Grenier also wrote a long article on the Oliver Stone film JFK for The Times Literary Supplement, describing it as "bludgeoning" the viewer in support of a conspiracy theory.

Grenier was also strongly antagonistic towards the United Nations, criticizing what he claimed was the "odd concentration of UN activity around the organization's two pariah states, South Africa and Israel as if they were the only trouble spots on the globe." Grenier accused the organisation of hypocrisy for granting observer status to SWAPO and the PLO but not the anti-Soviet forces in Afghanistan: "I have no idea why the Afghans struggling desperately to free their country from Soviet occupation do not qualify as a national liberation movement, but I have never heard them mentioned once in the corridors of the U.N., except by the United States".

==Organizations==
Grenier was a member of the Council on Foreign Relations and the Harvard Club.

==Books==
Grenier wrote two novels, Yes and Back Again (1967) and The Marrakesh One-Two (1983), and a collection of essays, Capturing the Culture: Film, Art and Politics (1991). Capturing the Culture carried an introduction by Robert H. Bork, who praised Grenier for "exposing and then skewering the Cultural Left".

The Marrakesh One-Two is a picaresque comic novel portraying the foibles of a Hollywood screenwriter who moonlights as a CIA agent while working in the Middle East.

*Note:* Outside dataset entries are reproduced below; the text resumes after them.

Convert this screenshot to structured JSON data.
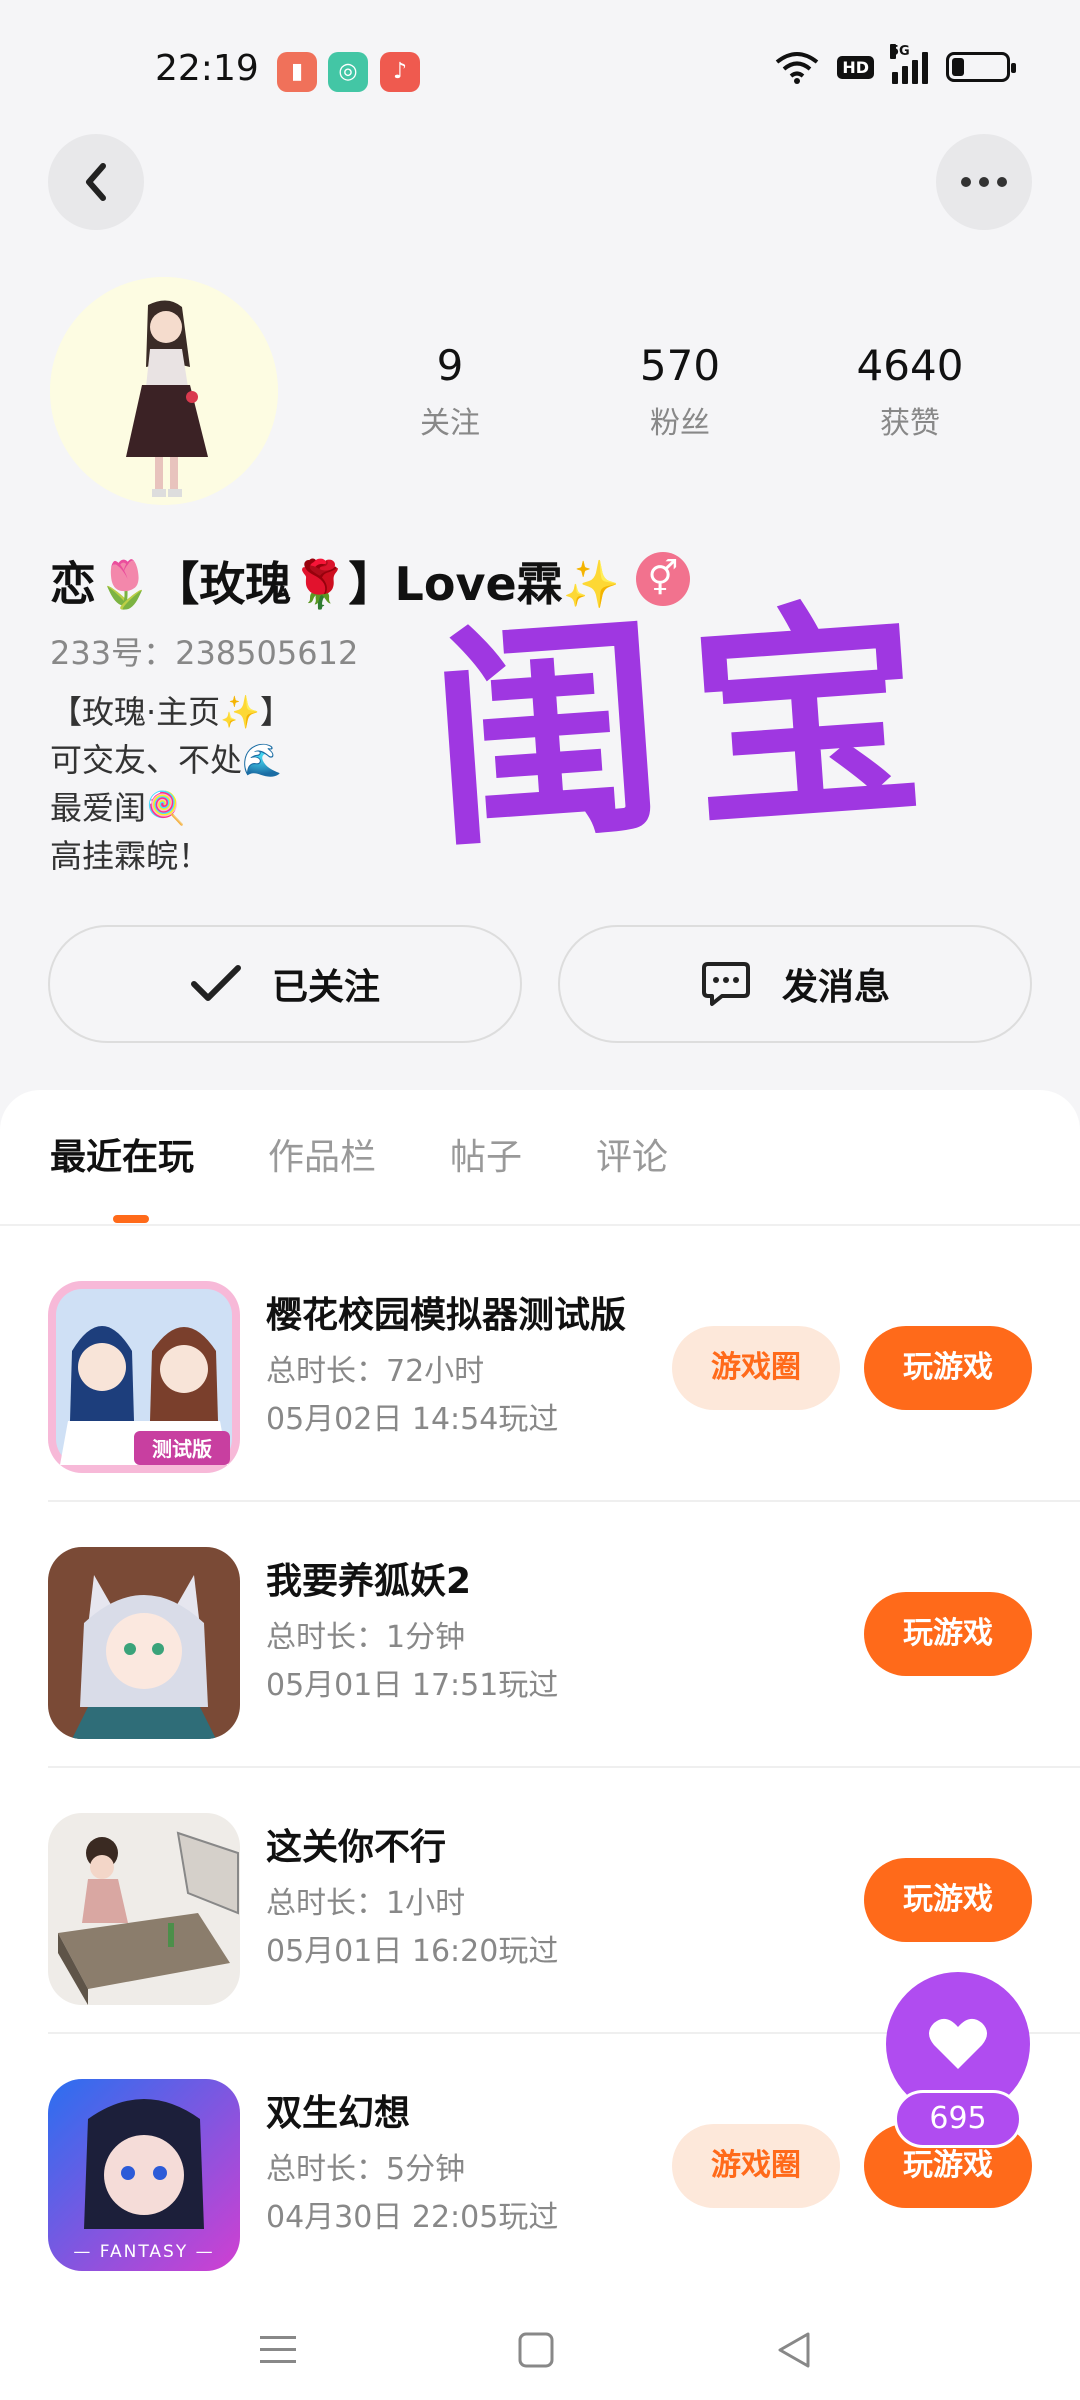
{
  "status_bar": {
    "time": "22:19",
    "network": "5G",
    "hd_label": "HD"
  },
  "profile": {
    "stats": [
      {
        "value": "9",
        "label": "关注"
      },
      {
        "value": "570",
        "label": "粉丝"
      },
      {
        "value": "4640",
        "label": "获赞"
      }
    ],
    "nickname": "恋🌷【玫瑰🌹】Love霖✨",
    "gender_symbol": "⚥",
    "user_id": "233号：238505612",
    "bio": [
      "【玫瑰·主页✨】",
      "可交友、不处🌊",
      "最爱闺🍭",
      "高挂霖皖！"
    ],
    "watermark_text": "闺宝"
  },
  "actions": {
    "follow_label": "已关注",
    "message_label": "发消息"
  },
  "tabs": [
    {
      "label": "最近在玩"
    },
    {
      "label": "作品栏"
    },
    {
      "label": "帖子"
    },
    {
      "label": "评论"
    }
  ],
  "games": [
    {
      "title": "樱花校园模拟器测试版",
      "duration": "总时长：72小时",
      "last_played": "05月02日 14:54玩过",
      "circle_label": "游戏圈",
      "play_label": "玩游戏"
    },
    {
      "title": "我要养狐妖2",
      "duration": "总时长：1分钟",
      "last_played": "05月01日 17:51玩过",
      "play_label": "玩游戏"
    },
    {
      "title": "这关你不行",
      "duration": "总时长：1小时",
      "last_played": "05月01日 16:20玩过",
      "play_label": "玩游戏"
    },
    {
      "title": "双生幻想",
      "duration": "总时长：5分钟",
      "last_played": "04月30日 22:05玩过",
      "circle_label": "游戏圈",
      "play_label": "玩游戏"
    }
  ],
  "game_icon_texts": {
    "test_badge": "测试版",
    "fantasy_label": "— FANTASY —"
  },
  "like_count": "695",
  "colors": {
    "accent": "#ff6a1a",
    "like_purple": "#b04cf0",
    "watermark": "#9b2de0"
  }
}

Inspired by the troubled production of The Message, a film biography of Muhammad, the book has been deemed "notable for its anti-Arabism" and "its prejudice towards Islam." The dustcover of The Marrakesh One-Two featured enthusiastic blurbs from then-Senator Daniel Patrick Moynihan and Love Story author Erich Segal. Anatole Broyard reviewed the book for The New York Times, writing that, while the novel “is superior to most comic novels and/or suspense stories,” there was “something in the author's voice - the felt presence of a real style” that “leads the reader to expect a little more than he gets.”

==Family==
Grenier was married to Cynthia Grenier. He was the brother of Robert Grenier and Barbara Applebaum.

==Death==
Grenier died on January 29, 2002, from a heart attack at the age of 68 at his home in Washington. As a US Navy veteran he was interred at Arlington National Cemetery.